The content source of this page is from Internet, which doesn't represent Alibaba Cloud's opinion; products and services mentioned on that page don't have any relationship with Alibaba Cloud. If the content of the page makes you feel confusing, please write us an email, we will handle the problem within 5 days after receiving your email.

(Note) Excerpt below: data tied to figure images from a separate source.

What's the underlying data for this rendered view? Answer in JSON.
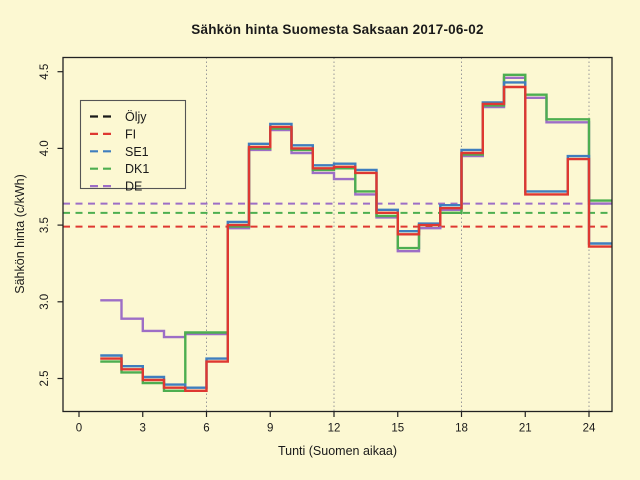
{
  "title": "Sähkön hinta Suomesta Saksaan 2017-06-02",
  "axes": {
    "x_label": "Tunti (Suomen aikaa)",
    "y_label": "Sähkön hinta (c/kWh)",
    "x_ticks": [
      "0",
      "3",
      "6",
      "9",
      "12",
      "15",
      "18",
      "21",
      "24"
    ],
    "y_ticks": [
      "2.5",
      "3.0",
      "3.5",
      "4.0",
      "4.5"
    ]
  },
  "colors": {
    "background": "#FCF8D2",
    "frame": "#222222",
    "grid": "#999999",
    "text": "#1a1a1a",
    "oljy": "#1a1a1a",
    "fi": "#DE3831",
    "se1": "#3F7EBE",
    "dk1": "#4DAE50",
    "de": "#9D6EC6"
  },
  "legend": [
    {
      "label": "Öljy",
      "color": "#1a1a1a"
    },
    {
      "label": "FI",
      "color": "#DE3831"
    },
    {
      "label": "SE1",
      "color": "#3F7EBE"
    },
    {
      "label": "DK1",
      "color": "#4DAE50"
    },
    {
      "label": "DE",
      "color": "#9D6EC6"
    }
  ],
  "chart_data": {
    "type": "line",
    "subtype": "step-post",
    "title": "Sähkön hinta Suomesta Saksaan 2017-06-02",
    "xlabel": "Tunti (Suomen aikaa)",
    "ylabel": "Sähkön hinta (c/kWh)",
    "x_hours": [
      1,
      2,
      3,
      4,
      5,
      6,
      7,
      8,
      9,
      10,
      11,
      12,
      13,
      14,
      15,
      16,
      17,
      18,
      19,
      20,
      21,
      22,
      23,
      24
    ],
    "series": [
      {
        "name": "FI",
        "color": "#DE3831",
        "values": [
          2.63,
          2.56,
          2.49,
          2.44,
          2.42,
          2.61,
          3.5,
          4.01,
          4.14,
          4.0,
          3.87,
          3.88,
          3.84,
          3.58,
          3.44,
          3.5,
          3.61,
          3.97,
          4.29,
          4.4,
          3.7,
          3.7,
          3.93,
          3.36
        ]
      },
      {
        "name": "SE1",
        "color": "#3F7EBE",
        "values": [
          2.65,
          2.58,
          2.51,
          2.46,
          2.44,
          2.63,
          3.52,
          4.03,
          4.16,
          4.02,
          3.89,
          3.9,
          3.86,
          3.6,
          3.46,
          3.51,
          3.63,
          3.99,
          4.3,
          4.43,
          3.72,
          3.72,
          3.95,
          3.38
        ]
      },
      {
        "name": "DK1",
        "color": "#4DAE50",
        "values": [
          2.61,
          2.54,
          2.47,
          2.42,
          2.8,
          2.8,
          3.49,
          4.0,
          4.13,
          3.99,
          3.86,
          3.87,
          3.72,
          3.56,
          3.35,
          3.5,
          3.58,
          3.96,
          4.28,
          4.48,
          4.35,
          4.19,
          4.19,
          3.66
        ]
      },
      {
        "name": "DE",
        "color": "#9D6EC6",
        "values": [
          3.01,
          2.89,
          2.81,
          2.77,
          2.79,
          2.79,
          3.48,
          3.99,
          4.12,
          3.97,
          3.84,
          3.8,
          3.7,
          3.55,
          3.33,
          3.48,
          3.6,
          3.95,
          4.27,
          4.46,
          4.33,
          4.17,
          4.17,
          3.64
        ]
      }
    ],
    "reference_lines": [
      {
        "name": "FI-dashed",
        "value": 3.49,
        "color": "#DE3831"
      },
      {
        "name": "DK1-dashed",
        "value": 3.58,
        "color": "#4DAE50"
      },
      {
        "name": "DE-dashed",
        "value": 3.64,
        "color": "#9D6EC6"
      }
    ],
    "grid_hours": [
      6,
      12,
      18,
      24
    ],
    "xlim": [
      -0.76,
      25.08
    ],
    "ylim": [
      2.28,
      4.59
    ],
    "legend_position": "top-left",
    "grid": "vertical-dotted-only"
  }
}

If you find any instances of plagiarism from the community, please send an email to: info-contact@alibabacloud.com and provide relevant evidence. A staff member will contact you within 5 working days.

A Free Trial That Lets You Build Big!

Start building with 50+ products and up to 12 months usage for Elastic Compute Service

  • Sales Support

    1 on 1 presale consultation

  • After-Sales Support

    24/7 Technical Support 6 Free Tickets per Quarter Faster Response

  • Alibaba Cloud offers highly flexible support services tailored to meet your exact needs.